4. Zilyetliği gasp edilen veya saldırıya uğrayan kimse, kuvvet kullanmak istememiş veya
kuvvet kullanma imkânı bulamamış olabilir. Bu ihtimali göz önünde bulunduran kanun
koyucu, salt zilyetliğin ihlal edilmesi olgusuna dayanan dava türlerini düzenlemiştir.

Zilyetliğin gaspında, eşyanın geri verilmesi ve zararın giderilmesi dava edilebilir (MK m.
982 – geri verme davası).

Zilyetliğe saldırıda, saldırının sona erdirilmesi, sebebin önlenmesi ve zararın giderilmesi


dava edilebilir (MK m. 983).

Somut olayda, bir gasp söz konusudur; kilidin değiştirilmesi suretiyle zilyedin zilyetliği rızası
olmaksızın el değiştirmiştir. Bu durumda MK m. 982 uyarınca bir dava açılarak eşyanın iadesi
talep edilebilir. Zilyetliği gasp edilen kişinin bu davada yapması gereken şey,

(i) gasptan önce malın zilyedi olduğunu ve


(ii) zilyetliğinin rızası olmaksızın gasp yoluyla sona erdirildiğini ispat etmektir.

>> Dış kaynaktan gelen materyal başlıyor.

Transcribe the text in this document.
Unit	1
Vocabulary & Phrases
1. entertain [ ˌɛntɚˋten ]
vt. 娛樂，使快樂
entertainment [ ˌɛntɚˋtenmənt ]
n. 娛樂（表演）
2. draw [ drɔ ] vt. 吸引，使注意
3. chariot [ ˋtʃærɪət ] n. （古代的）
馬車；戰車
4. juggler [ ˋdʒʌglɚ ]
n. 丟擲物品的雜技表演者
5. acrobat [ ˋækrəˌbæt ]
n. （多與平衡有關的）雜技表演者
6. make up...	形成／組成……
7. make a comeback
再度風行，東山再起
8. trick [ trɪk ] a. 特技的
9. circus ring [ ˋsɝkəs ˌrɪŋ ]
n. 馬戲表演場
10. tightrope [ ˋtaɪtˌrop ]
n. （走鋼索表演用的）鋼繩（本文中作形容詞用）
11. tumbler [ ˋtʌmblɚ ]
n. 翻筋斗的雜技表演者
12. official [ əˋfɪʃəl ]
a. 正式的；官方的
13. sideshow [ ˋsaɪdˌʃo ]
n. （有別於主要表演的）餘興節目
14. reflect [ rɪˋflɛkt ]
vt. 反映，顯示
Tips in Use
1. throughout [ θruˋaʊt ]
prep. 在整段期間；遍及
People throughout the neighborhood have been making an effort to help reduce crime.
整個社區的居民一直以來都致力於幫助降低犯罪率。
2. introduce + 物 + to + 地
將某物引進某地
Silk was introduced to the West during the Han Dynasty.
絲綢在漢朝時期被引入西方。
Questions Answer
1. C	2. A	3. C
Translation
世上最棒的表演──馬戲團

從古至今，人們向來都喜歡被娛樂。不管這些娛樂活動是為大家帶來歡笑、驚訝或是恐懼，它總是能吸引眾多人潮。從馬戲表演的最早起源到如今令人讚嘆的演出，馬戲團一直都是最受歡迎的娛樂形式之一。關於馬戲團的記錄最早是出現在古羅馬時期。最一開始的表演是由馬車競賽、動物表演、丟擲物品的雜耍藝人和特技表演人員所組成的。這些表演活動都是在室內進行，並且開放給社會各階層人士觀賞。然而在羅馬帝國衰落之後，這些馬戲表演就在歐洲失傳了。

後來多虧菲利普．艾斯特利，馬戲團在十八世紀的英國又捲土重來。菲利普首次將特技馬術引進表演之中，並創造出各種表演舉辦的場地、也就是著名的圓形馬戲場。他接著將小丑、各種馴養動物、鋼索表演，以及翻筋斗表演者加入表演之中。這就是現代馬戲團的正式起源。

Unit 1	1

Bu davada davalının savunma imkânı ise, MK m. 982 f. 2’de düzenlenmiştir: “Davalı, o şeyi
davacıdan geri almasını gerektirecek üstün bir hakka sahip olduğunu derhâl ispat ederse onu
geri vermekten kaçınabilir.” Davalının bu çerçevede ayni hakka veya kişisel hakka dayanması
mümkündür. Davalı üstün hakkını derhal ispat etme kabiliyetine sahip değilse eşyayı geri
vermek zorunda kalır. Somut olayda davalının böyle bir üstün hakka dayanarak savunma ileri
sürmesi mümkün değildir.

Ancak bu davanın MK 984 uyarınca, zilyedin fiili ve faili öğrenmesinden başlayarak iki ay ve
herhâlde fiilin üzerinden bir yıl içinde açılması gerekmektedir. Zira TMK. m. 984 dava
hakkının düşeceğini düzenlemiştir. Bu süre zamanaşımı değil, hak düşürücü süredir.

5
+Zilyet, fiili ve faili 6 Eylül 2019 tarihinde öğrenmiştir; buna göre en son dava açabileceği
tarih 6 Kasım 2019 dur. Bundan sonra dava açabilmesi mümkün değildir. 11 Kasım 2019
tarihinde açılan dava, mahkeme tarafından re’sen reddedilmelidir. Burada bir hak düşürücü
süre söz konusudur.

Bununla birlikte davacı, davayı süresinde açmış olsa idi kazanması beklenirdi. Zira zilyetliği
gasp edilen kişinin bu davada yapması gereken tek şey, zilyetliğinin rızası olmaksızın gasp
yoluyla sona erdirildiğini ispat etmek olduğundan mahkeme tarafından eşyanın iadesine karar
verilir; bunun dışında herhangi bir hak tartışmasına girilmezdi.